Around May 19th, The Bear Cave issued a short report on Zoom Info. The Bear Cave obtained hundreds of pages of consumer complaints from small businesses that have done business with Zoom Info.

Zoom Info reported a disastrous earnings report a week before the short report (May 8th, 2024). They issued downside guidance for their second quarter, and the stock was down 24% the next day.

The board did approve a $500 million increase in their buyback authorization, but that did not stop Goldman Sachs from downgrading the stock the next day to a sell from neutral with a $12 price target. Piper Sandler and Mizuho also lowered their rating and price target.

On August 5th, 2024, ZoomInfo missed earnings and guided lower for the following quarter and year. The stock dropped 10%, and Bank of America, Da Davidson, KeyBanc, and Raymond James downgraded the stock and lowered their price targets.

At this point, the stock is down about 35% from the Bear Cave short report, which is good for them.

At this point, ZoomInfo is panicking.
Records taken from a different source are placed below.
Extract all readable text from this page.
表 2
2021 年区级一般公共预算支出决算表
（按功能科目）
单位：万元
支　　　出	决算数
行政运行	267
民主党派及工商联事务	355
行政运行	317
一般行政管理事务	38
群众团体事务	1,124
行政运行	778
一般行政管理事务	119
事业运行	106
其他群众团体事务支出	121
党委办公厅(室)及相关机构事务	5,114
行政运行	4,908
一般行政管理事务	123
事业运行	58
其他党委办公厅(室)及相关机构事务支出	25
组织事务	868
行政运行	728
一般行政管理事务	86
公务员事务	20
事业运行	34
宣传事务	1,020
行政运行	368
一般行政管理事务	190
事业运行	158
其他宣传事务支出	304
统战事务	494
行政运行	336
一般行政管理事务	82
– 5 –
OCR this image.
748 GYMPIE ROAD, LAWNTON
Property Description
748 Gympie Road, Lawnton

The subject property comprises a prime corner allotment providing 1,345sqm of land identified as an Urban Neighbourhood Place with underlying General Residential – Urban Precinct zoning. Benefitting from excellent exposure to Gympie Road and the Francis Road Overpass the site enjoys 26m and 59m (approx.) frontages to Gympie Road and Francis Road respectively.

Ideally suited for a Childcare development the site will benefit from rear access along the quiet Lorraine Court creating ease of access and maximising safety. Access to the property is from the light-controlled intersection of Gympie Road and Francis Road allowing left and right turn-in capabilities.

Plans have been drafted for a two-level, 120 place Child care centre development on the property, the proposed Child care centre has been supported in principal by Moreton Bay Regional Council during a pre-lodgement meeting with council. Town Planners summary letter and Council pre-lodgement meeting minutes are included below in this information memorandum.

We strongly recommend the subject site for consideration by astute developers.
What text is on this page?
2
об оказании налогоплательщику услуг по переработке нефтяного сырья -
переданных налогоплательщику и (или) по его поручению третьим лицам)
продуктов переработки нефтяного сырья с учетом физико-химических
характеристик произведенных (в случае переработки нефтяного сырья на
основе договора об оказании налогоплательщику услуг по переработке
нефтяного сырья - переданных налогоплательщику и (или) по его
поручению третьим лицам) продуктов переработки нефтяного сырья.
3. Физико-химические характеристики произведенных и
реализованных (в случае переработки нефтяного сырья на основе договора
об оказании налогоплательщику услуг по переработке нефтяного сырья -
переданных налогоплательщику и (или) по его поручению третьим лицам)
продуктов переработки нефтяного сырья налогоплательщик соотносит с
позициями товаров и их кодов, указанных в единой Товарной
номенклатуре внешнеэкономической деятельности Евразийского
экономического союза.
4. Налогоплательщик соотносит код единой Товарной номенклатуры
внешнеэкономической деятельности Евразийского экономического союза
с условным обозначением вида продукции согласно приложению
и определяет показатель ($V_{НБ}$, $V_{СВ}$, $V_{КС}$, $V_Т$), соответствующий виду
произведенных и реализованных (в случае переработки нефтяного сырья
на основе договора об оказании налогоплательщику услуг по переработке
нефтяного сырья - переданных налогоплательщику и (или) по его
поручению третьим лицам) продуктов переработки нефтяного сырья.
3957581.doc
They announced the appointment of two independent directors to bolster some confidence.

Fast-forward to August 12th.

The CEO had enough and bought 1,500,000 shares between $8.17 and $8.70, approximately 12.7 million dollars. The insider buy so far has put a floor on the stock, but it is still in a tremendous downtrend.

We want to see more buying from insiders and institutions before jumping on board this train.